I cleaned up his tables and created a chain for each script. Here is how I did it.
iptables -N spammer iptables -N Script-2-wp
We then add a rule to call the chain.
iptables -A INPUT -j Spammer iptables -A INPUT -j Script-2-wp
Now instead of just adding a rule to the default INPUT chain as follows;
iptables -A INPUT -s 184.108.40.206/24 -j DROP
We added it to the specific chain for the script doing the blocking.
iptables -A Spammer -s 220.127.116.11 -j DROP iptables -A Script-2-wp -s 18.104.22.168 -j DROP
Now when he uses grep with colour he can see which script created the entry without diving into the scripts individual logs (if present)

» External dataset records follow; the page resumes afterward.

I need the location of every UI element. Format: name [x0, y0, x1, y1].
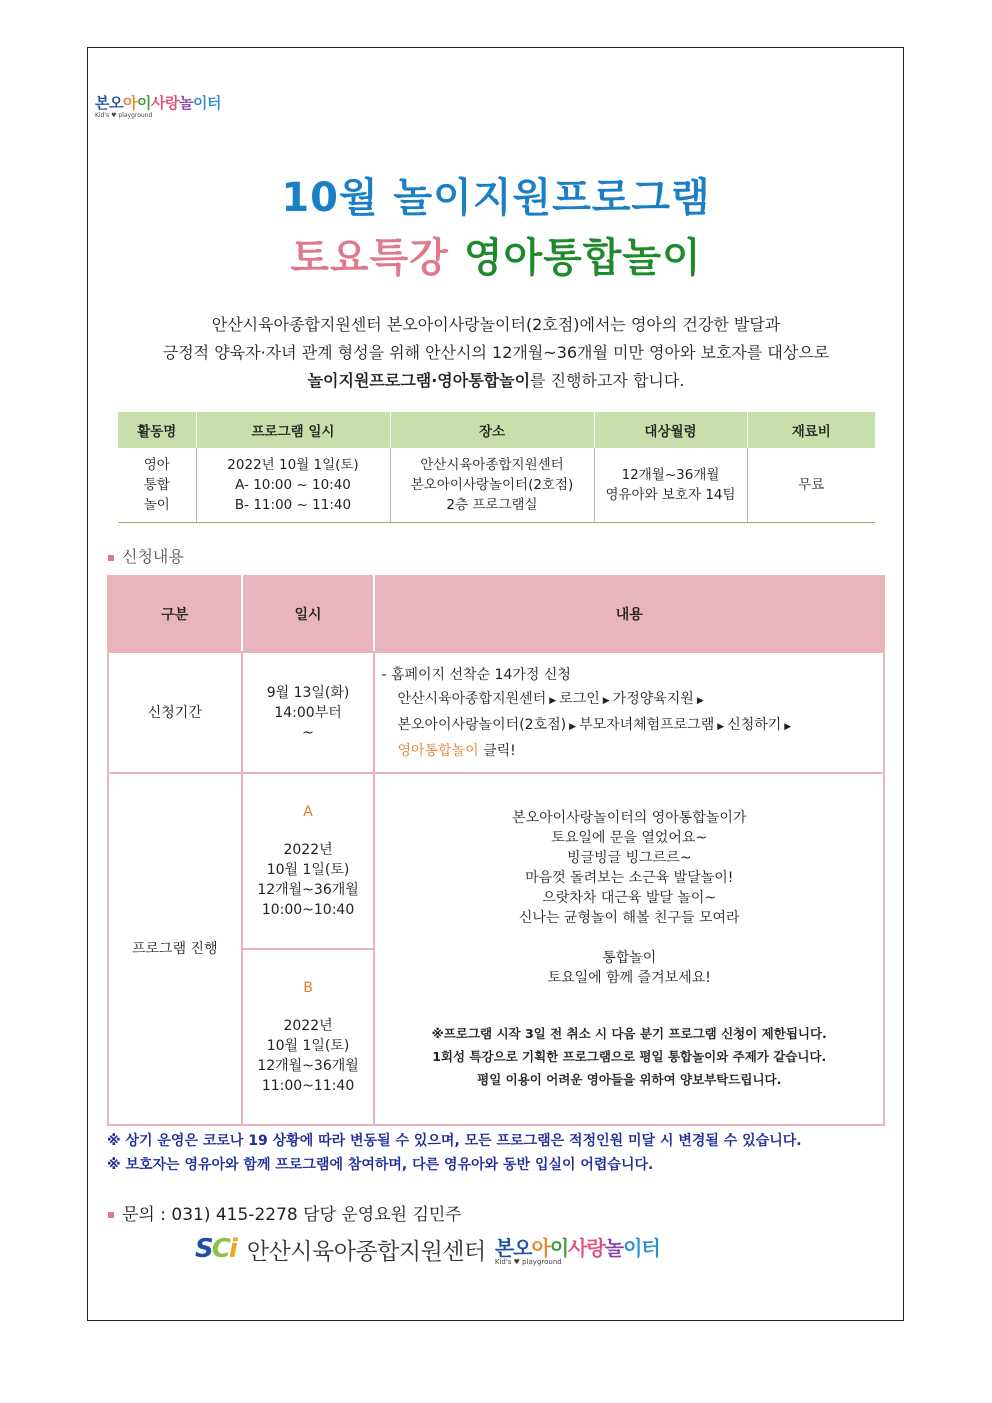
cell-fee: 무료	[747, 448, 875, 523]
path-step: 로그인	[559, 690, 600, 707]
path-step: 안산시육아종합지원센터	[397, 690, 547, 707]
header-place: 장소	[390, 412, 594, 448]
note-line: 평일 이용이 어려운 영아들을 위하여 양보부탁드립니다.	[477, 1071, 782, 1087]
apply-period-label: 신청기간	[108, 652, 242, 773]
cell-line: 12개월~36개월	[257, 1058, 359, 1074]
header-target-age: 대상월령	[594, 412, 747, 448]
cell-line: 본오아이사랑놀이터(2호점)	[410, 477, 574, 493]
cell-line: ~	[302, 724, 314, 741]
logo-char-i: 이	[136, 94, 151, 112]
content-line: 빙글빙글 빙그르르~	[567, 849, 692, 866]
apply-instructions	[374, 652, 884, 773]
intro-line: 긍정적 양육자·자녀 관계 형성을 위해 안산시의 12개월~36개월 미만 영아와 보호자를 대상으로	[162, 343, 830, 362]
footer-tagline: Kid's ♥ playground	[494, 1258, 562, 1266]
arrow-right-icon: ▶	[549, 695, 557, 706]
footer-brand	[495, 1232, 660, 1266]
logo-word-iteo: 이터	[192, 94, 221, 112]
apply-header-row	[108, 576, 884, 652]
program-description	[376, 808, 882, 988]
content-line: 통합놀이	[602, 949, 657, 966]
footer-brand-part: 이터	[623, 1236, 660, 1260]
content-line: 본오아이사랑놀이터의 영아통합놀이가	[512, 809, 747, 826]
logo-char-nol: 놀	[178, 94, 193, 112]
brand-logo	[95, 92, 221, 128]
cell-line: 12개월~36개월	[621, 467, 720, 483]
header-content: 내용	[374, 576, 884, 652]
intro-line-rest: 를 진행하고자 합니다.	[530, 371, 685, 390]
intro-line: 안산시육아종합지원센터 본오아이사랑놀이터(2호점)에서는 영아의 건강한 발달과	[211, 315, 781, 334]
warning-line: ※ 상기 운영은 코로나 19 상황에 따라 변동될 수 있으며, 모든 프로그램은 적정인원 미달 시 변경될 수 있습니다.	[107, 1133, 802, 1149]
program-a-tag: A	[303, 804, 313, 820]
program-label: 프로그램 진행	[108, 773, 242, 1125]
apply-period-row	[108, 652, 884, 773]
footer-brand-part: 이	[549, 1236, 569, 1260]
cell-line: 통합	[143, 477, 170, 493]
path-step: 부모자녀체험프로그램	[579, 716, 715, 733]
cell-line: 영아	[143, 457, 170, 473]
note-line: 1회성 특강으로 기획한 프로그램으로 평일 통합놀이와 주제가 같습니다.	[432, 1048, 827, 1064]
path-step: 신청하기	[727, 716, 782, 733]
apply-path-line	[381, 687, 882, 713]
arrow-right-icon: ▶	[696, 695, 704, 706]
cell-line: B- 11:00 ~ 11:40	[234, 497, 352, 513]
content-line: 신나는 균형놀이 해볼 친구들 모여라	[518, 909, 740, 926]
cell-line: 12개월~36개월	[257, 882, 359, 898]
program-a-date	[242, 773, 375, 949]
summary-table	[118, 412, 875, 523]
apply-path-line	[381, 739, 882, 763]
cell-line: 10:00~10:40	[261, 902, 355, 918]
cell-activity-name	[118, 448, 196, 523]
section-title: 신청내용	[122, 547, 184, 566]
apply-line: - 홈페이지 선착순 14가정 신청	[381, 666, 571, 683]
cell-line: 2022년	[283, 1018, 333, 1034]
path-step: 가정양육지원	[612, 690, 694, 707]
summary-header-row	[118, 412, 875, 448]
content-line: 토요일에 함께 즐겨보세요!	[547, 969, 711, 986]
intro-line	[100, 367, 892, 395]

iptables -nvL | grep --color -E '22.214.171.124|$'
The above lines work but are missing lots of configuration options. For example we don’t specify protocol amongst other things. This was done to keep the example simple and easy to read. You may want to read up on the options and modify accordingly.
Playing with firewalls on a live server if you don’t know what you are doing can be dangerous. Please test/learn on a VPS or similiar before deploying to a live server.